Finance Minister Arun Jaitley said has said Indian government has been trying to renegotiate the treaty with the island nation since 1996.


New Delhi: Finance Minister Arun Jaitley on Wednesday said that the Indian government getting Mauritius to sign a revised tax treaty after a decade long effort was an attempt to curb black money generation and will help minimise round tripping of funds.

Replying to a debate on the Finance Bill in the Rajya Sabha, Mr Jaitley said government has been trying to renegotiate the treaty with the island nation since 1996.

"Finally in the last one year we had four rounds of discussion. We have been able to renegotiate and as part of the renegotiation, we are phasing out some of those (round tripping) aspects."

"And hopefully the fears which members had that the route can also be partly used for round tripping..., in our effort against black money we have even gone ahead and tried to minimise the dangers of that particular situation," Mr Jaitley said.

The minister's statement was in response to concerns raised by several members about round tripping of funds by Indians wanting to avoid paying domestic taxes.

Under the revised treaty, from April 1, 2017, companies routing funds into India through Mauritius will have to pay short-term capital gains tax at half the rate prevailing during the 24-month transition period. Full rate, currently at 15 per cent, will kick in from April 1, 2019.

"... so that there is no immediate impact on the market, we have grandfathered all past and investments which will take place till April 1, 2017," Mr Jaitley said.

The benchmark BSE Sensex fell 175.51 points to 25,597.02 as foreign funds cut down their exposure over fears that equity inflows would take a hit after India's move to impose capital gains tax on investment through Mauritius.

After Mr Jaitley's reply, the Rajya Sabha approved the Finance Bill and the Appropriation Bill by voice vote, thus completing the budgetary exercise in Parliament.

In his reply, Mr Jaitley referred to the Supreme Court order earlier in the day, asking the government to create a disaster mitigation fund, in addition to National Disaster Relief Fund (NDRF) and State Disaster Relief Fund (SDRF), to deal with drought.

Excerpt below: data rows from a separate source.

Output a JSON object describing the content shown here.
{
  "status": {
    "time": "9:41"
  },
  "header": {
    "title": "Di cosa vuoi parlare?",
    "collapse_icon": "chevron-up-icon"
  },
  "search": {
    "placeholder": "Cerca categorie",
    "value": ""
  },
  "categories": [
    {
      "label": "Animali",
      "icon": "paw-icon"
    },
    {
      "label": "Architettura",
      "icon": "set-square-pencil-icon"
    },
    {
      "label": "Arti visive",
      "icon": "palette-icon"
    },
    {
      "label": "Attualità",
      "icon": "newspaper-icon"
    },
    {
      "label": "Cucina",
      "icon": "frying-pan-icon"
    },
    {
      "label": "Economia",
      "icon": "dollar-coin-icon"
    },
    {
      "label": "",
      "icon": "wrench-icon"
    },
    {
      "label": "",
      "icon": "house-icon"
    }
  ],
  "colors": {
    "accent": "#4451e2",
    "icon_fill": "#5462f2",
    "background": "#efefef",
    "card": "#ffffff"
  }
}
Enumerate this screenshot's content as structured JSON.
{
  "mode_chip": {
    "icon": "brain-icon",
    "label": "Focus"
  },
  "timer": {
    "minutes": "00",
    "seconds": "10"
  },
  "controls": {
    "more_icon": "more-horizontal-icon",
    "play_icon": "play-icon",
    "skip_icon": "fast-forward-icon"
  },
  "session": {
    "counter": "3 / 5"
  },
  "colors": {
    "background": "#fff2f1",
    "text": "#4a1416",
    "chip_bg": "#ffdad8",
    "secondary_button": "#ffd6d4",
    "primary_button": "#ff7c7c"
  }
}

He said the Appropriation Bill had been passed and wondered from where the extra money would come to comply with the directions of the apex court.

"Can't you see, step up step, brick by brick, the edifice of India's legislature is being destroyed. And outside the Appropriation Bill, we are being told to create this levy this fund."

"We will have budget-making going outside Parliament and if there is a taxation dispute between Centre and states, a major party says now let the judge decided, so taxation power also goes," the minister said.

Taxation is a political issue and should be sorted out politically, he said, adding that this power cannot be handed over to the courts.